Wednesday, March 18, 2015

I always thought....


“I always thought I wouldn’t have to do this if I was married.”

I say that to my husband from time to time. I said it when I checked our son’s bike, I said it when I fixed the bedroom door. There are just some things that I assumed I’d never have to do if I was married. I told my sister the same thing when she and I were in one state, my husband in another and we were changing the tire on her car.

I had in my head that there were things a husband would take care of and I’d never have need to do those things again.

Today, as I lay in bed, attempting to hang on to my unborn child, three hundred miles away from home and my husband, I want to say those words. Only…it’s not that I never thought I’d have to go through something like this if I was married, I just never thought I’d have to go through it alone. Not that I’m alone. I have my children, my sister, and most importantly my Lord.

But I want to curl up in my husband’s arms. To talk to him, with him. To hear his voice, to let him soothe some of my fears. Instead…I’m here and…

I never thought I’d have to do this alone if I was married.

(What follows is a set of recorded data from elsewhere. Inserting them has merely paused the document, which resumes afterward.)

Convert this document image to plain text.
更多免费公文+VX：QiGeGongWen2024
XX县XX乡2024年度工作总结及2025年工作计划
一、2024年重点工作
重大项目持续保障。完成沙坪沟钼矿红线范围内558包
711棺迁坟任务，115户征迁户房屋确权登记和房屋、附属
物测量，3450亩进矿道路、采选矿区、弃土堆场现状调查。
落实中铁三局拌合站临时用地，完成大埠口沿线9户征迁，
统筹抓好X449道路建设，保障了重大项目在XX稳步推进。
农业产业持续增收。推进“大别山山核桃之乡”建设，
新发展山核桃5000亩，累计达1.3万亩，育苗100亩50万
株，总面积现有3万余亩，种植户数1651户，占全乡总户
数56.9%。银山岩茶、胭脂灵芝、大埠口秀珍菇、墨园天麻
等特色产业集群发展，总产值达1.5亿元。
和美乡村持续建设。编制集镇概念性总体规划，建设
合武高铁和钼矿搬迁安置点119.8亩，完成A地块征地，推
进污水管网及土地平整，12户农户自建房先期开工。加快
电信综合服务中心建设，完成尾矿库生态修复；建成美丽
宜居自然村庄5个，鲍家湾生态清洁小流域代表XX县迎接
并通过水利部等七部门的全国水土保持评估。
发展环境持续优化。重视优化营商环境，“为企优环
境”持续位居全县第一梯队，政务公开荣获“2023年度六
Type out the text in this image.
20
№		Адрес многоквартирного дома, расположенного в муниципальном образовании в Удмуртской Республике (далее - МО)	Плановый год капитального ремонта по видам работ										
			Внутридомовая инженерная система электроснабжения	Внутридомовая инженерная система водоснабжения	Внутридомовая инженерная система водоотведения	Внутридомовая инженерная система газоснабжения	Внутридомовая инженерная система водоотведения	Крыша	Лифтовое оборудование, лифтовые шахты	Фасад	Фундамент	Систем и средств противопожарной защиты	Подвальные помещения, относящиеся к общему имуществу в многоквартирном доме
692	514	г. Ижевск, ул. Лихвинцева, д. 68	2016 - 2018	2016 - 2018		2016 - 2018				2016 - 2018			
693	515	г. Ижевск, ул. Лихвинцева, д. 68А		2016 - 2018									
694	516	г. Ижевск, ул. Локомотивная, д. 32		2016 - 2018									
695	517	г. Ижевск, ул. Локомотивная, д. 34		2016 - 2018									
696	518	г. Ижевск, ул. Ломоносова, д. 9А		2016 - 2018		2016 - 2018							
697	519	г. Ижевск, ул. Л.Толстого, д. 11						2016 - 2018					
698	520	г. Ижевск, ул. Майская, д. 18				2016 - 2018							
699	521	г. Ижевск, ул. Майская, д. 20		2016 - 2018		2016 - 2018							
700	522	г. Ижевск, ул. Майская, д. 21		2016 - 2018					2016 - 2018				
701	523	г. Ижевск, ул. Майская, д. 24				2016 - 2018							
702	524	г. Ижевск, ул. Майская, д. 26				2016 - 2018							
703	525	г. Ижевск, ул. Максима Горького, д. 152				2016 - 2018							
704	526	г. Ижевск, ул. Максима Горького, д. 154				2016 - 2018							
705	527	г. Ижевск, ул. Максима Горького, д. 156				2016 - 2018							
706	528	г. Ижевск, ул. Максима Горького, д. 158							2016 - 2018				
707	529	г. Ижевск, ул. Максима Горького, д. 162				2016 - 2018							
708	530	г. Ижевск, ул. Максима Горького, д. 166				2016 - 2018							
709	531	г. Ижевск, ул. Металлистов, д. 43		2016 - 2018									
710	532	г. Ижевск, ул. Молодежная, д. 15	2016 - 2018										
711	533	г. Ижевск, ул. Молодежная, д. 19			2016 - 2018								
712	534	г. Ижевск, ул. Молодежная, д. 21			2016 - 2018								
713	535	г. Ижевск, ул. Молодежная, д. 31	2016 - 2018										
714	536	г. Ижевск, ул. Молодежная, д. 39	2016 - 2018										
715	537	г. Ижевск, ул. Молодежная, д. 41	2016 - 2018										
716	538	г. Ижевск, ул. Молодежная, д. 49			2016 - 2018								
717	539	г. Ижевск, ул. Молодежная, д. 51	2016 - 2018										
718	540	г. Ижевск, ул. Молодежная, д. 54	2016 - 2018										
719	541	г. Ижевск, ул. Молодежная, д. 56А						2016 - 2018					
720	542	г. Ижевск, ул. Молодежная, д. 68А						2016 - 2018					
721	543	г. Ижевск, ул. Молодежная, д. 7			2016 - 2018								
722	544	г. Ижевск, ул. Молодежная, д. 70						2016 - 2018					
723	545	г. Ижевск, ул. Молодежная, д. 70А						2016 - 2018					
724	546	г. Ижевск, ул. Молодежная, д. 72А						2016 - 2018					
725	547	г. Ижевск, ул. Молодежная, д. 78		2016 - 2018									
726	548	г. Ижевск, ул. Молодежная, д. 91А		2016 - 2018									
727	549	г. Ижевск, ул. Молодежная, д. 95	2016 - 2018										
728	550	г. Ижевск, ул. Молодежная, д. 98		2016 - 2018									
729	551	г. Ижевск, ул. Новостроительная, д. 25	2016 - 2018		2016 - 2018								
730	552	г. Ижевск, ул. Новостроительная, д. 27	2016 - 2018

The Lord and His timing aren’t the same as what I’d choose. I would never have chosen this particular trial, would have done anything I could to prevent it but I got it anyway. And as this trial swirls not around me but inside me I’m left wishing it had never happened and longing for a slightly different scenario if it had to happen. If the Lord would have just timed it a little better… three days sooner and I’d have been with my husband, four days later and I’d have been with him. Instead He placed it right in the middle of the time when I’m not home. He placed it at a time when I’m away from the person that is my safe place, the person that makes the trials easier to bear, the person that I want with me…always…but never more than now.

And by placing me in this time the Lord has once again placed my dependence firmly on Him. I always depend on Him but I also depend on my husband. Today, as I keep in close contact with my husband…I keep in close contact with my Lord too.